The pro-democracy protests were held in disapproval of the Chinese legislature’s August voting reform, which created a committee to handpick candidates for the Hong Kong chief executive elections in 2017 — effectively reversing what was supposed to be the city’s first democratic elections. By backing up on its promise, China has unsurprisingly angered an increasingly educated populace.
The strong student presence in the protests indeed reflects the generational divide in Hong Kong. According to The Wall Street Journal, the younger generation has not benefited from China’s economic rise as much as previous ones, which had gained factory and real-estate investor jobs. Furthermore, younger generations grew up under British influence and thus lack mainland China’s pride and identity.
To call the Hong Kong movement a “revolution” would be to ignore its true purpose. Hong Kong student leaders have rejected the term “revolution” to describe their movement because they seek reform and political gains through cooperation with the Chinese government rather than violence. These students want ongoing dialogue between the parties and tangible political change that will improve the freedom of future generations. While the term “revolution” is a buzzword used by the mass media to attract curious readers, calling the Hong Kong movement a revolution is both inaccurate and even detrimental to the students’ peaceful negotiation efforts. The movement is not calling for an overhaul of the Chinese government. Rather, the people of Hong Kong simply wish to maintain their rights and hold China accountable for its promise to allow the city to be an independent democracy.

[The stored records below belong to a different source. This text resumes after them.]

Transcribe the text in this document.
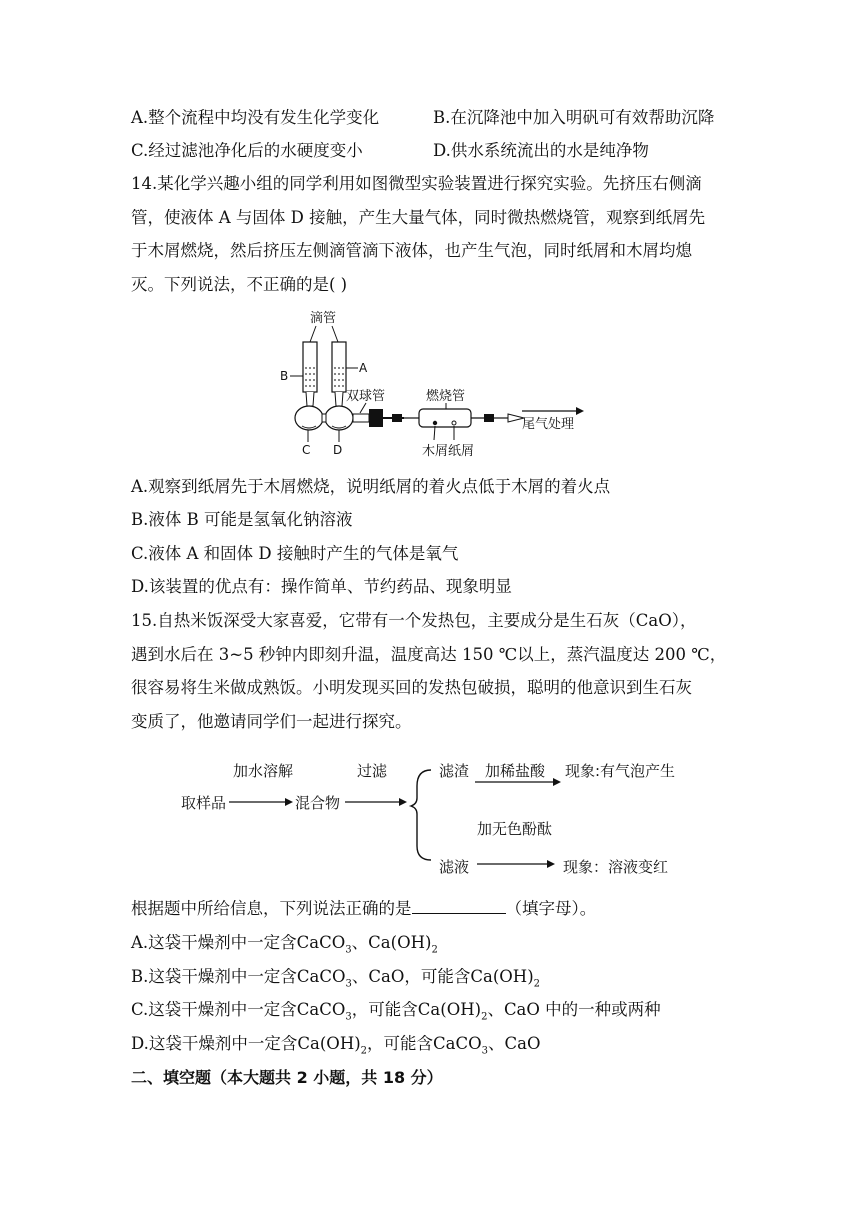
A.整个流程中均没有发生化学变化	B.在沉降池中加入明矾可有效帮助沉降
C.经过滤池净化后的水硬度变小	D.供水系统流出的水是纯净物
14.某化学兴趣小组的同学利用如图微型实验装置进行探究实验。先挤压右侧滴
管，使液体 A 与固体 D 接触，产生大量气体，同时微热燃烧管，观察到纸屑先
于木屑燃烧，然后挤压左侧滴管滴下液体，也产生气泡，同时纸屑和木屑均熄
灭。下列说法，不正确的是( )
滴管
B
A
双球管
C D
燃烧管
尾气处理
木屑纸屑
A.观察到纸屑先于木屑燃烧，说明纸屑的着火点低于木屑的着火点
B.液体 B 可能是氢氧化钠溶液
C.液体 A 和固体 D 接触时产生的气体是氧气
D.该装置的优点有：操作简单、节约药品、现象明显
15.自热米饭深受大家喜爱，它带有一个发热包，主要成分是生石灰（CaO），
遇到水后在 3~5 秒钟内即刻升温，温度高达 150 ℃以上，蒸汽温度达 200 ℃，
很容易将生米做成熟饭。小明发现买回的发热包破损，聪明的他意识到生石灰
变质了，他邀请同学们一起进行探究。
加水溶解
取样品	混合物
过滤	滤渣 加稀盐酸 现象:有气泡产生
加无色酚酞
滤液	现象：溶液变红
根据题中所给信息，下列说法正确的是	（填字母）。
A.这袋干燥剂中一定含CaCO$_3$、$Ca(OH)_2$
B.这袋干燥剂中一定含CaCO$_3$、CaO，可能含$Ca(OH)_2$
C.这袋干燥剂中一定含CaCO$_3$，可能含$Ca(OH)_2$、CaO 中的一种或两种
D.这袋干燥剂中一定含$Ca(OH)_2$，可能含CaCO$_3$、CaO
二、填空题（本大题共 2 小题，共 18 分）
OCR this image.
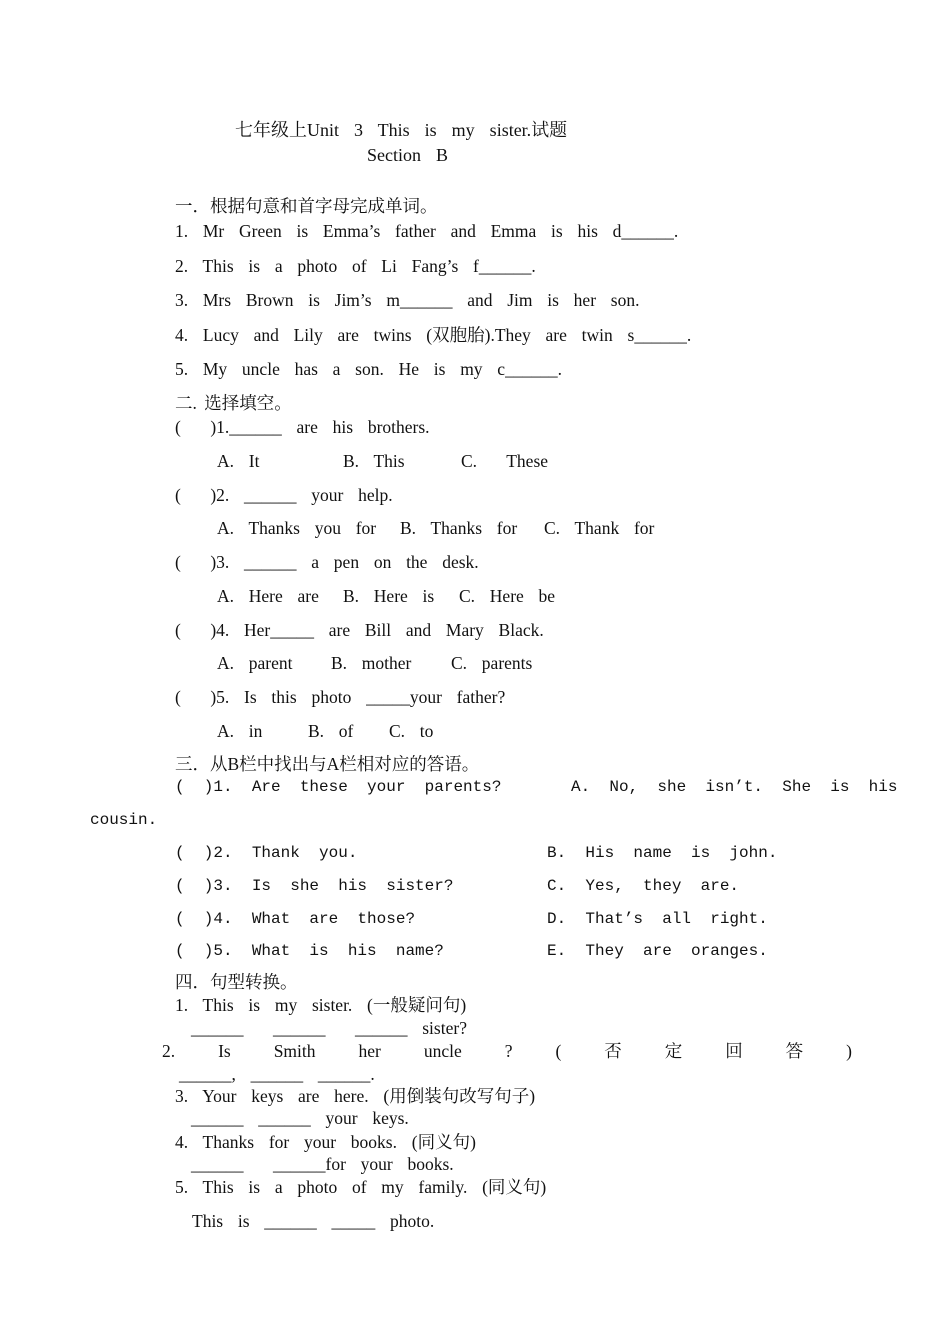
七年级上Unit  3  This  is  my  sister.试题
Section  B
一．根据句意和首字母完成单词。
1.  Mr  Green  is  Emma’s  father  and  Emma  is  his  d______.
2.  This  is  a  photo  of  Li  Fang’s  f______.
3.  Mrs  Brown  is  Jim’s  m______  and  Jim  is  her  son.
4.  Lucy  and  Lily  are  twins  (双胞胎).They  are  twin  s______.
5.  My  uncle  has  a  son.  He  is  my  c______.
二. 选择填空。
(    )1.______  are  his  brothers.
A.  It	B.  This	C.    These
(    )2.  ______  your  help.
A.  Thanks  you  for B.  Thanks  for C.  Thank  for
(    )3.  ______  a  pen  on  the  desk.
A.  Here  are B.  Here  is C.  Here  be
(    )4.  Her_____  are  Bill  and  Mary  Black.
A.  parent B.  mother C.  parents
(    )5.  Is  this  photo  _____your  father?
A.  in	B.  of C.  to
三．从B栏中找出与A栏相对应的答语。
(  )1.  Are  these  your  parents?	A.  No,  she  isn’t.  She  is  his
cousin.
(  )2.  Thank  you.	B.  His  name  is  john.
(  )3.  Is  she  his  sister?	C.  Yes,  they  are.
(  )4.  What  are  those?	D.  That’s  all  right.
(  )5.  What  is  his  name?	E.  They  are  oranges.
四．句型转换。
1.  This  is  my  sister.  (一般疑问句)
______    ______    ______  sister?
2. Is Smith her uncle ? ( 否 定 回 答 )
______,  ______  ______.
3.  Your  keys  are  here.  (用倒装句改写句子)
______  ______  your  keys.
4.  Thanks  for  your  books.  (同义句)
______    ______for  your  books.
5.  This  is  a  photo  of  my  family.  (同义句)
This  is  ______  _____  photo.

Students around the world have shown solidarity for the movement, organizing campaigns such as “Wear Yellow for Hong Kong.” This campaign is made up of universities in the United States and United Kingdom. Despite the rain last Wednesday, college and university students from the Boston area gathered in Boston Commons to support the Hong Kong protests. Wellesley College also scheduled on-campus initatives to support the movement.

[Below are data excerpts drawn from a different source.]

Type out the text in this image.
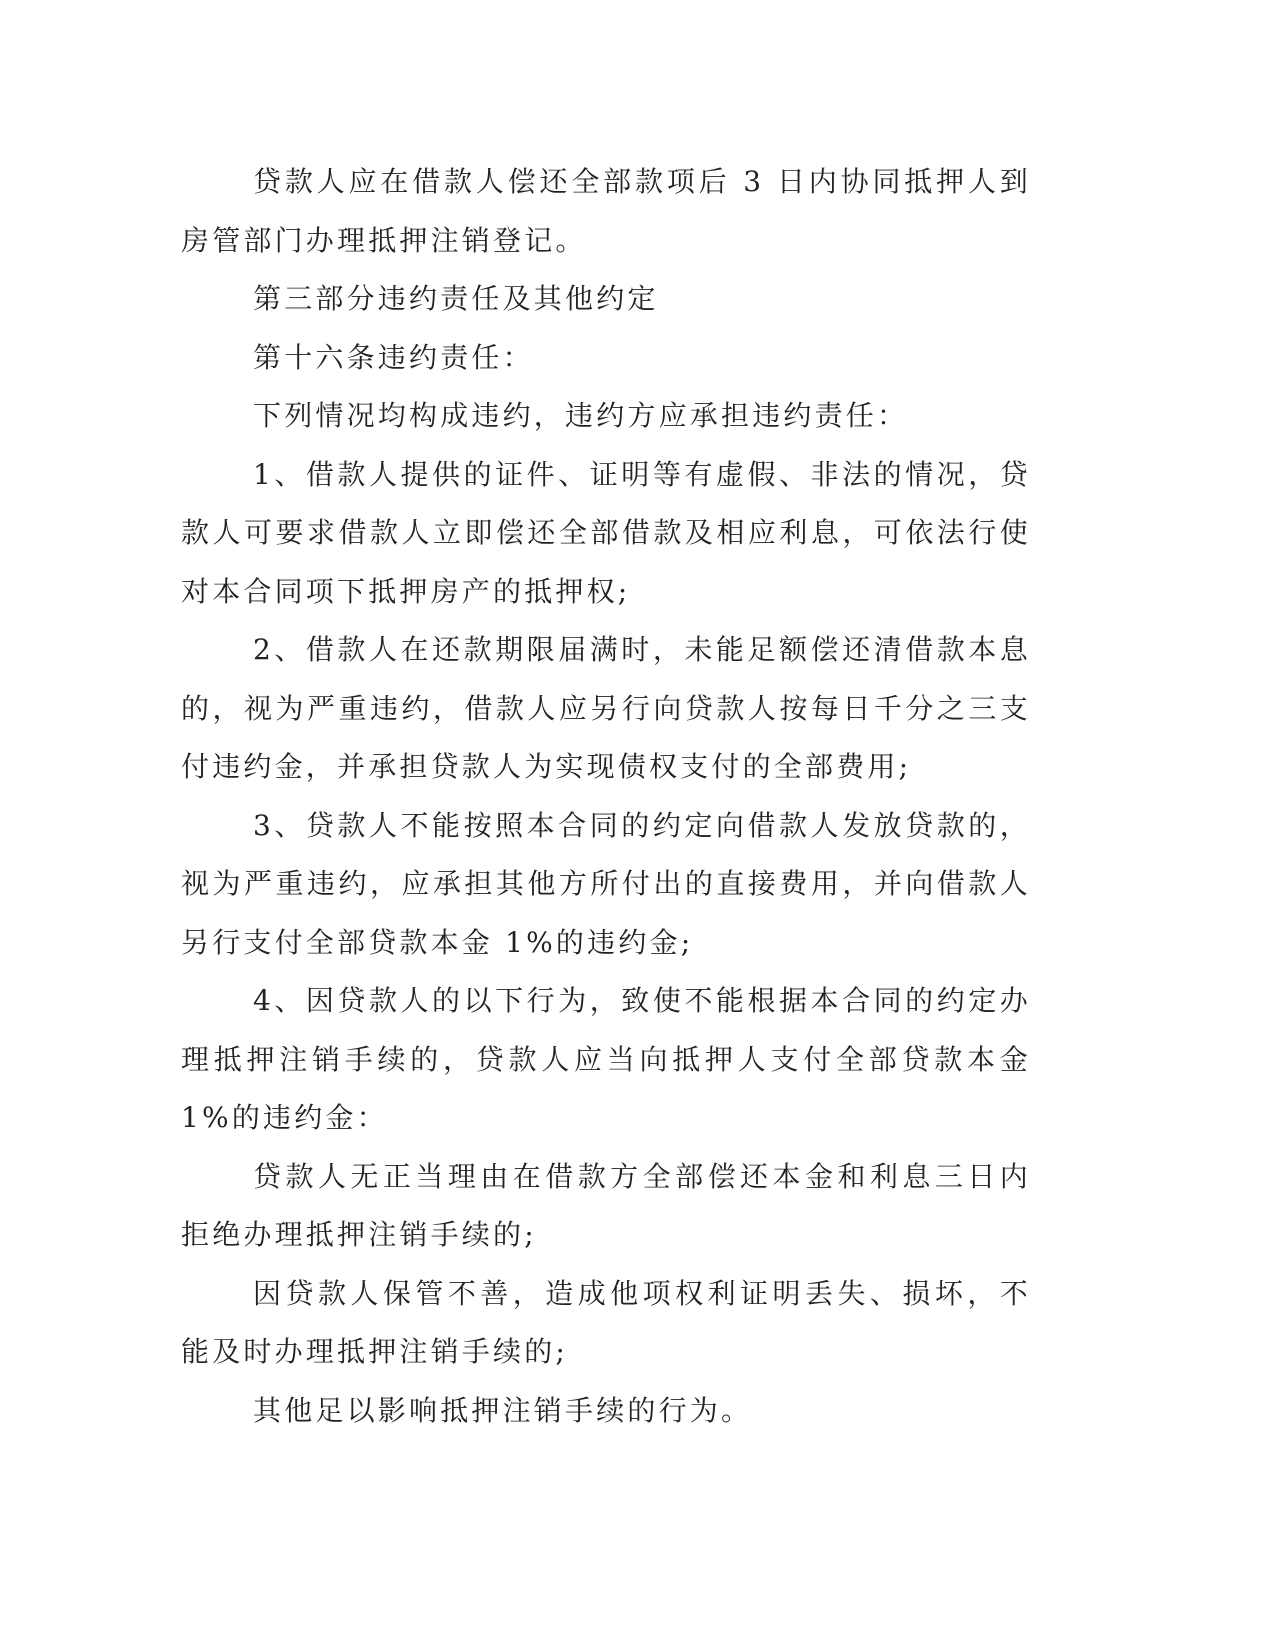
贷款人应在借款人偿还全部款项后 3 日内协同抵押人到房管部门办理抵押注销登记。

第三部分违约责任及其他约定

第十六条违约责任：

下列情况均构成违约，违约方应承担违约责任：

1、借款人提供的证件、证明等有虚假、非法的情况，贷款人可要求借款人立即偿还全部借款及相应利息，可依法行使对本合同项下抵押房产的抵押权;

2、借款人在还款期限届满时，未能足额偿还清借款本息的，视为严重违约，借款人应另行向贷款人按每日千分之三支付违约金，并承担贷款人为实现债权支付的全部费用;

3、贷款人不能按照本合同的约定向借款人发放贷款的，视为严重违约，应承担其他方所付出的直接费用，并向借款人另行支付全部贷款本金 1%的违约金;

4、因贷款人的以下行为，致使不能根据本合同的约定办理抵押注销手续的，贷款人应当向抵押人支付全部贷款本金 1%的违约金：

贷款人无正当理由在借款方全部偿还本金和利息三日内拒绝办理抵押注销手续的;

因贷款人保管不善，造成他项权利证明丢失、损坏，不能及时办理抵押注销手续的;

其他足以影响抵押注销手续的行为。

We also applaud Hong Kong students for going out to the streets and resisting the Chinese government’s crackdown in an effort to make their city a better place. We might differ on whether democracy is the best form of government, but nevertheless, we support Hong Kong students’ political involvement and activism in their city and criticize the police brutality against these students. Hong Kong is unique in that the city does not seek a new government but rather the democracy they were promised. Students’ involvement in politics reflects both a healthy concern for the community’s future and the willingness to think critically and independently of the government.

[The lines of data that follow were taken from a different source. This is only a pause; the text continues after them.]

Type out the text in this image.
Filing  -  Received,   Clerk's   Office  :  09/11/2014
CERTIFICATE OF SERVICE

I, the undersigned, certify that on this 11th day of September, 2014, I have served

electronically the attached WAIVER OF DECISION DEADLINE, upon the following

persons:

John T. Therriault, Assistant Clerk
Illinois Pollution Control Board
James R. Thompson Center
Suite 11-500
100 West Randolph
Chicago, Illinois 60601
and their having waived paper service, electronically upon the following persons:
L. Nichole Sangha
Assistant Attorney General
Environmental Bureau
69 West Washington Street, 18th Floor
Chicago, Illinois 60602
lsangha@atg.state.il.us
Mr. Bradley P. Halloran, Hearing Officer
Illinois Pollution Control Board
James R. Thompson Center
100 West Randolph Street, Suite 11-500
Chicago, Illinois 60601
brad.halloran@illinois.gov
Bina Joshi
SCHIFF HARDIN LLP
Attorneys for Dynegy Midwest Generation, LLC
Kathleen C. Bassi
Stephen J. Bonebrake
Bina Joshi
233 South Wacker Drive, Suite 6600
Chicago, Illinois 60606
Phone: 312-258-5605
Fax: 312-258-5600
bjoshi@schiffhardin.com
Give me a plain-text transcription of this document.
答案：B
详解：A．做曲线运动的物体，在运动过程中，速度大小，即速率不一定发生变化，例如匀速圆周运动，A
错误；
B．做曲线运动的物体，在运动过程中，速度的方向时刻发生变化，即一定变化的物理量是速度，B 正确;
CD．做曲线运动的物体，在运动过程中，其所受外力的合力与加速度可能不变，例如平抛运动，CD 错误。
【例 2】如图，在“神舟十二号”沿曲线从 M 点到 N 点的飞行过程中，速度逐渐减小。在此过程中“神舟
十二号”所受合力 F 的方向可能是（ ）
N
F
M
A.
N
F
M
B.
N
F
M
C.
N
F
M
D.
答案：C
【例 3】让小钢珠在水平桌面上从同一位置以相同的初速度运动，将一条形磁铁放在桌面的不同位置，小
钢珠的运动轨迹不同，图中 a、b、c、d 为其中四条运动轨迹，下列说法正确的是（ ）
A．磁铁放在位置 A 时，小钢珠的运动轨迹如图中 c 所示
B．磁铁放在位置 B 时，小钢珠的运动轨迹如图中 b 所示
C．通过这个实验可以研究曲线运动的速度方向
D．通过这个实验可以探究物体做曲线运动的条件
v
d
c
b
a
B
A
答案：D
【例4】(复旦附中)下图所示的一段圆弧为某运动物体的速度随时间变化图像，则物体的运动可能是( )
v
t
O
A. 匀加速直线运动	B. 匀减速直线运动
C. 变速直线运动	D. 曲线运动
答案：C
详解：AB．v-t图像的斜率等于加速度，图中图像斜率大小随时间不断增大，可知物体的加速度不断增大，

Those who support democracy in Hong Kong should continue to show solidarity and join the international community of concerned, independent thinkers. The Wellesley News calls for fellow Wellesley students to continue to raise awareness of the movement and show solidarity. Yellow ribbons and clothes, Bitcoin donations, and Facebook posts and tweets all contribute to a student environment of international awareness and community engagement.
By showing our support, we can encourage our governments to condemn China’s response in its attempt to suppress the voice of Hong Kong. No longer should China remain above the law solely because of its economic prowess. Like all nations, China must be held accountable to its people, especially in Hong Kong. As college students ourselves, it is our social responsibility to support our fellow Hong Kong students in their efforts.